The rape gag, whilst a gag, is more of an observation about the Christian concept of forgiveness. In particular, how you can in principle get away with anything, if you repent afterwards.
Now come on folks, I didn’t make this post to cause consternation. I’ve seen people here having fun with posts. So lighten up! Laughter is one of the few free things we can enjoy.
Faust, I’ve seen you and smears going at it, so I know you like to have fun on this board. So, why not at least venture into the net to cut and paste one here anyway. After all…jokes are mostly recyclable.
Okay, here are some religious jokes. I hope they amuse.
A woman went to the Post Office to buy stamps for her Christmas cards. “What denomination?” asked the clerk. “Oh, good heavens! Have we come to this?” said the woman. “Well, give me 50 Catholic and 50 Baptist ones.”
Rumor has it Billy Graham Ministries is starting up a Emotional Support Group for middle aged men experiencing hair loss. Apparently they close every meeting with the benediction, “Go, and thin no more!”
They have Dial-a-Prayer for atheists now. You can call up and it rings and rings but nobody answers.
Good King Wenceslas went out to the pizza parlour and ordered a pizza. The assistant asked, “Do you want your usual? Deep pan, crisp and even?”
A vicar was talking to one of his parishioners. He said “When you get to my age you spend a lot more time thinking about the hereafter.” “Why do you say that”, enquires the parishioner. The vicar replies “Well, I often find myself going into a room and thinking what did I come in hear after.”
How many Episcopalians does it take to change a light bulb?
-10. One to actually change the bulb, and 9 to say how much they like the old one
How many Catholics does it take to change a light bulb?
-Two, one to do it and a priest to hear him confess and give the old bulb last rites
How many Presbyterians does it take to change a light bulb?
-Well, it should require about five committees to review the idea first. If each is staffed with half a dozen members, that’s what … 30?
Once there was a guy named Joe. One day he died and found himself standing in front of the pearly gates.
St. Peter: “Joe, if you can answer one question, I’ll let you into heaven.” Joe: “sounds easy enough.”
St. Peter: “O.K., who is with you always?” Joe: “Oh, that’s easy: Andy!”
St. Peter: “Andy?” Joe: “Yeah, haven’t you heard that hymn, ‘Andy walks with me, Andy talks with me?'”

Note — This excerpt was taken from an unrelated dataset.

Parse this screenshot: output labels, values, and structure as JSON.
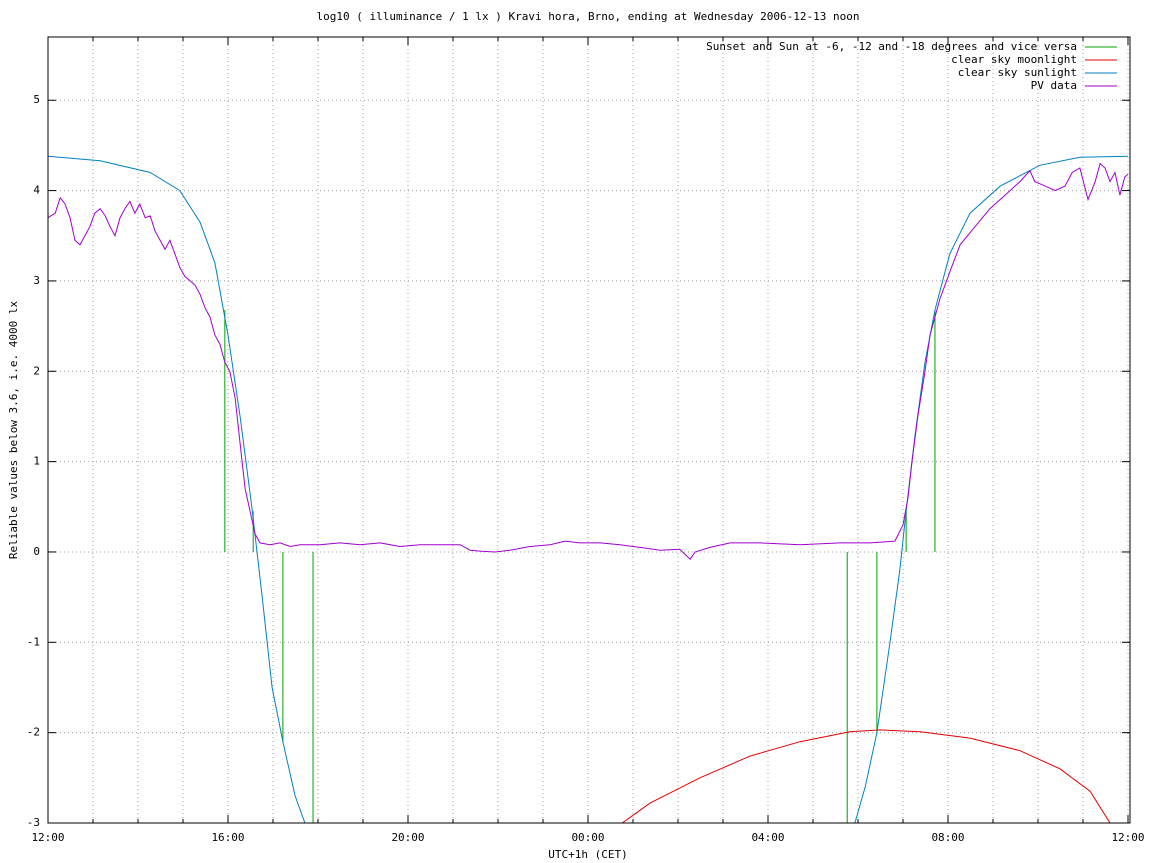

The Top 10 Things People Think About While Singing a Hymn
The pot roast.
What does pastor wear under robes?
Will the person behind me ever hit the right note?
90 minutes till kickoff.
Did I turn off the curling iron?
The likelihood of the ceiling fan falling and hitting me on the head.
Young Chuck moved to Montana and bought a horse from a farmer for $100.00. The farmer agreed to deliver the horse the next day. The next Day he drove up and said, “Sorry, Son, but I have some bad news, The horse died.”
Chuck replied, “Well, then just give me my money back.”
The farmer said, “Can’t do that. I went and spent it already.”
Chuck said, “Ok, then, just bring me the dead horse.”
The farmer asked, “What ya gonna do with him?”
Chuck said, “I’m going to raffle him off.”
The farmer said, “You can’t raffle off a dead horse!”
Chuck said, “Sure I can. Watch me. I just won’t tell anybody he’s dead.”
A month later, the farmer met up with Chuck and asked, “What happened With that dead horse?”
Chuck said, “I raffled him off. I sold 500 tickets at two dollars a Piece and made a net profit of $898.00.”
The farmer said, “Didn’t anyone complain?”
Chuck said, “Just the guy who won. So I gave him his two dollars back.”